= Conal Coad =

Australian opera singer

Conal Coad is an Australian opera singer known for his dramatic interpretations of the bass repertoire. He was born in Feilding, New Zealand, and resides in Australia (Gold Coast, Queensland)

==Career==
Coad has performed in many major cities and opera houses around the world including:
- United Kingdom: Royal Opera House Covent Garden London, Opera North, Garsington Opera
- France: Paris, Montpellier, Le Mans, Bordeaux, St Etienne, Nantes, Strasbourg
- Italy: Venice, Naples, Bologna
- Portugal: Lisbon
- Spain: Madrid
- Belgium: La Monnaie Brussels, Vlaamse Opera Antwerp and Ghent, Opéra Royal de Wallonie Liège
- Switzerland: Geneva
- Germany: Hamburg State Opera
- Australia: Opera Australia, Sydney Opera House, Melbourne, West Australian Opera, Perth, Adelaide, Brisbane, Canberra, Tasmania
- New Zealand: Auckland, Wellington and most major centres
- United States: Washington National Opera, Brooklyn Academy of Music
- Israel
- Japan: Shinjuku Bunka Center, Yupouto Hall, Nakano-Zero Hall, New National Theatre Tokyo

He has worked with major world operatic conductors including Richard Bonynge, Simone Young, Richard Hickox, Jeffrey Tate, Ricardo Abbado, Julia Jones, Wyn Davies, Dobbs Franks and Zubin Mehta. As a director, he directed Don Pasquale for The NBR New Zealand Opera in 2006.

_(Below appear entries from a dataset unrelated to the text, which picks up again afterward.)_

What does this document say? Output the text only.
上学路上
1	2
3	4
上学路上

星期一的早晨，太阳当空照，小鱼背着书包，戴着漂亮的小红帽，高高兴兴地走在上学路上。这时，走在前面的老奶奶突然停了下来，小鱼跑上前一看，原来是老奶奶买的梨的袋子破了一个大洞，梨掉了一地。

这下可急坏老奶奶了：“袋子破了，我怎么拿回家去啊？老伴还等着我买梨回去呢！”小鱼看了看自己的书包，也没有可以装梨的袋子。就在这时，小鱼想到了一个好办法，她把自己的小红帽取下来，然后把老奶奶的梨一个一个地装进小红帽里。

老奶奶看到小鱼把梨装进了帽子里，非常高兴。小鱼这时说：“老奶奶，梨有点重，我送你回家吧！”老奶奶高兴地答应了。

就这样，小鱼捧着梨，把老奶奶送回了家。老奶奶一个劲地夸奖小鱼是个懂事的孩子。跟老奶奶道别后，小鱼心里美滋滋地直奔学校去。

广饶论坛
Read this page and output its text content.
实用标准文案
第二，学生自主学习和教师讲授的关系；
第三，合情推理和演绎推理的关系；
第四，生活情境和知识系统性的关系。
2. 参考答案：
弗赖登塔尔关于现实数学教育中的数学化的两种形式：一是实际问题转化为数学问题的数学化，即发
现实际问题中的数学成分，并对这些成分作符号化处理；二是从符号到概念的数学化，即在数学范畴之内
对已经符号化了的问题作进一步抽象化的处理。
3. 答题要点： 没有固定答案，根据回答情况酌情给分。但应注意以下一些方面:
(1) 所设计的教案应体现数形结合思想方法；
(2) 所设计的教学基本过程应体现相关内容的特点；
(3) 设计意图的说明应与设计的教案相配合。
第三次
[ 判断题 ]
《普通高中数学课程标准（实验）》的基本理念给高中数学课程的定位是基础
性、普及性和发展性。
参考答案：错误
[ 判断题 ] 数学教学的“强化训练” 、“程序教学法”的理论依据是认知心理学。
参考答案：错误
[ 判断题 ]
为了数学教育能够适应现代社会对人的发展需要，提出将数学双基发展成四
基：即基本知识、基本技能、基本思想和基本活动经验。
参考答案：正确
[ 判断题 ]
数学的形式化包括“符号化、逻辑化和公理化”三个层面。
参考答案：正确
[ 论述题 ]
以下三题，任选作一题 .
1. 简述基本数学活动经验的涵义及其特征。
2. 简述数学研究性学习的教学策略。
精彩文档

On 18 June 2014, Coad performed with Renée Fleming, Haruhisa Handa, and Roberto Abbado at Tokyo Global Concert at the New National Theatre Tokyo in Japan.

==Operas==
Conal has performed in Le nozze di Figaro, Così fan tutte, Il Seraglio, Die Zauberflöte, Don Giovanni, Don Carlo, Falstaff, I vespri siciliani, Aida, Rigoletto, Billy Budd, Peter Grimes, The Rape of Lucretia, A Midsummer Night's Dream, Let's Make an Opera, Albert Herring, La damnation de Faust, Fidelio, The Barber of Seville, L'heure espagnole, Lucia di Lammermoor, Don Pasquale, L'elisir d'amore, L'italiana in Algeri, Il turco in Italia, The Queen of Spades, La Bohème, Il ritorno d'Ulisse in patria, Norma, Katya Kabanova, Roméo et Juliette, Manon, Mignon, Manon Lescaut, Cendrillon, Fra Diavolo, Der Rosenkavalier, Lulu, Arabella, Ariadne auf Naxos, Capriccio, Lohengrin, Die Walküre, Gianni Schicchi, Die Meistersinger, The Mikado, The Pirates of Penzance, The Bartered Bride.